Sebuah perkembangan yang mencolok adalah penurunan ekspor produk pertanian ke Uni Eropa. Pangsa Uni Eropa turun menjadi 47,5 persen pada tahun 2025, setelah selama beberapa tahun sebelumnya berada di atas 50 persen. Nilai ekspor ke Uni Eropa mencapai sekitar 10 miliar euro.
Sementara itu, impor produk pertanian oleh Ukraina meningkat. Pada tahun 2025, pembelian naik menjadi 8,75 miliar dolar AS, tingkat tertinggi dalam lima tahun terakhir. Lebih dari 53 persen impor tersebut berasal dari negara-negara Uni Eropa.
Dari perspektif Eropa juga terjadi perubahan arus perdagangan. Dari Januari hingga Oktober 2025, Uni Eropa mengekspor produk pertanian senilai 3,54 miliar euro ke Ukraina, meningkat 20 persen dibandingkan periode yang sama tahun sebelumnya. Ukraina menjadi negara dengan pertumbuhan pasokan Uni Eropa tercepat.
Pada periode yang sama, Uni Eropa mengimpor produk pertanian dari Ukraina senilai 8,65 miliar euro. Angka ini turun 21 persen dibandingkan tahun sebelumnya. Meskipun penurunan tersebut, Ukraina tetap menjadi pemasok produk pertanian terbesar kelima bagi Uni Eropa.
Di seluruh Uni Eropa, ekspor produk pertanian meningkat menjadi 199,4 miliar euro, sementara impor naik menjadi 157,39 miliar euro. Angka-angka ini menunjukkan bahwa ketergantungan timbal balik antara Uni Eropa dan Ukraina tetap besar, tetapi mengalami pergeseran.

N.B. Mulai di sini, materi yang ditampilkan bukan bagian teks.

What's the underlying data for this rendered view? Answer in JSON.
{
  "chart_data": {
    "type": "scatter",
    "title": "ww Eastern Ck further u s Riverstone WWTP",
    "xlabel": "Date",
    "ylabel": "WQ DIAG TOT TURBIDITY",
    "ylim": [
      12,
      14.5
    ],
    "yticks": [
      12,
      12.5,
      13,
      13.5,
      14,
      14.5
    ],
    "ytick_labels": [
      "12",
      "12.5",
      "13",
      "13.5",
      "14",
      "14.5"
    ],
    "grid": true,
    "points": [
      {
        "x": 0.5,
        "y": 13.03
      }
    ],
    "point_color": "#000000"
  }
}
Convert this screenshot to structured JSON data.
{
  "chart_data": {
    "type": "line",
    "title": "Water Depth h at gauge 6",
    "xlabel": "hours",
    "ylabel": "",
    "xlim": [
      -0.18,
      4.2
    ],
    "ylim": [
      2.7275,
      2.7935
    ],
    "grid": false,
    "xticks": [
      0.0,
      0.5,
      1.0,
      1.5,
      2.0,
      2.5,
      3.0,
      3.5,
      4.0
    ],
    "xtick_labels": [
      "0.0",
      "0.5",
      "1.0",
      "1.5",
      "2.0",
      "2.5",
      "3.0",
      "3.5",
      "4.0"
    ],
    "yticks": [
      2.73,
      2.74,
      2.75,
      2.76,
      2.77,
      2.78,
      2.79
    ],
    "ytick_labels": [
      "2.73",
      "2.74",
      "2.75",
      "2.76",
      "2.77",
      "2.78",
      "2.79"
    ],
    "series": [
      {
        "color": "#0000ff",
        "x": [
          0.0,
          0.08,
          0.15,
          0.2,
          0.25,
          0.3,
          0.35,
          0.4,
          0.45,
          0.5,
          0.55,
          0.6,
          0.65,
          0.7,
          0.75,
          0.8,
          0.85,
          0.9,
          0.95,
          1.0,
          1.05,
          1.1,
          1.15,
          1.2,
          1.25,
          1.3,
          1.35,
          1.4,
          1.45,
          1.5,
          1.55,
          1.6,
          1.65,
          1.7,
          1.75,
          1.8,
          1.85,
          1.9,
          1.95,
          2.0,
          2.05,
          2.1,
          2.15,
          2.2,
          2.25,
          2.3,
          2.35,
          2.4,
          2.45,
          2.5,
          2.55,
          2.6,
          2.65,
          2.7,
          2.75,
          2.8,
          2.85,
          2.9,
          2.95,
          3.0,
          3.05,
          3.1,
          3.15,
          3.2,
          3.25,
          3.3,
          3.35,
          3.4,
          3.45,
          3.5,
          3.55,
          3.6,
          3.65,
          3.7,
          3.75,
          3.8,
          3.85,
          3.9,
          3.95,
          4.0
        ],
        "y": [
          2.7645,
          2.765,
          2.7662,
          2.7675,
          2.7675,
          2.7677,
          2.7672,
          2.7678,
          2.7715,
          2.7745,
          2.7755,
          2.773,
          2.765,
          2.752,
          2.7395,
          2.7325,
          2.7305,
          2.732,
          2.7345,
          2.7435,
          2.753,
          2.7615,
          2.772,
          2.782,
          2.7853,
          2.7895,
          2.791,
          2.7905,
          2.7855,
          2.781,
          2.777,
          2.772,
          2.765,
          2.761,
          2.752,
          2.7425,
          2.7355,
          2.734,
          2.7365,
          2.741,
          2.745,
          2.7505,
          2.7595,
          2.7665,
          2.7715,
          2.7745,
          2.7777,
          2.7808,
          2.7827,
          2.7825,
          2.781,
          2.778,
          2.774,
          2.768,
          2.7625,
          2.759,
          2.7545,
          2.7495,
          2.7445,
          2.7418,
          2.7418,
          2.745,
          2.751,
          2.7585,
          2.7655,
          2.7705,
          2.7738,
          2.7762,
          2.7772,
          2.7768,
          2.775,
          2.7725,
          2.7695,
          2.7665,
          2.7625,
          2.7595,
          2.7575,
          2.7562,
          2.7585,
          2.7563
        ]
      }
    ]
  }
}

Dalam EU Agricultural Outlook 2025-2035, Komisi Eropa memperkirakan bahwa sektor pertanian dan hortikultura Eropa akan menghadapi biaya lebih tinggi dan ketidakpastian yang makin besar. Produksi mungkin tetap berlangsung, tetapi pertumbuhan melambat akibat tekanan iklim, biaya produksi yang lebih mahal, dan persyaratan yang lebih ketat.
Menurut Brussel, sektor pertanian semakin bergantung pada produktivitas tenaga kerja: dengan lebih sedikit orang, lebih banyak teknologi, dan pengembangan skala. Sektor-sektor seperti unggas, telur, dan keju mengalami pertumbuhan, sementara daging sapi, babi, gula, dan anggur mengalami penurunan. Keterjangkauan dan ketersediaan energi, pakan ternak, dan pupuk dianggap sebagai faktor penentu bagi produksi agraris masa depan.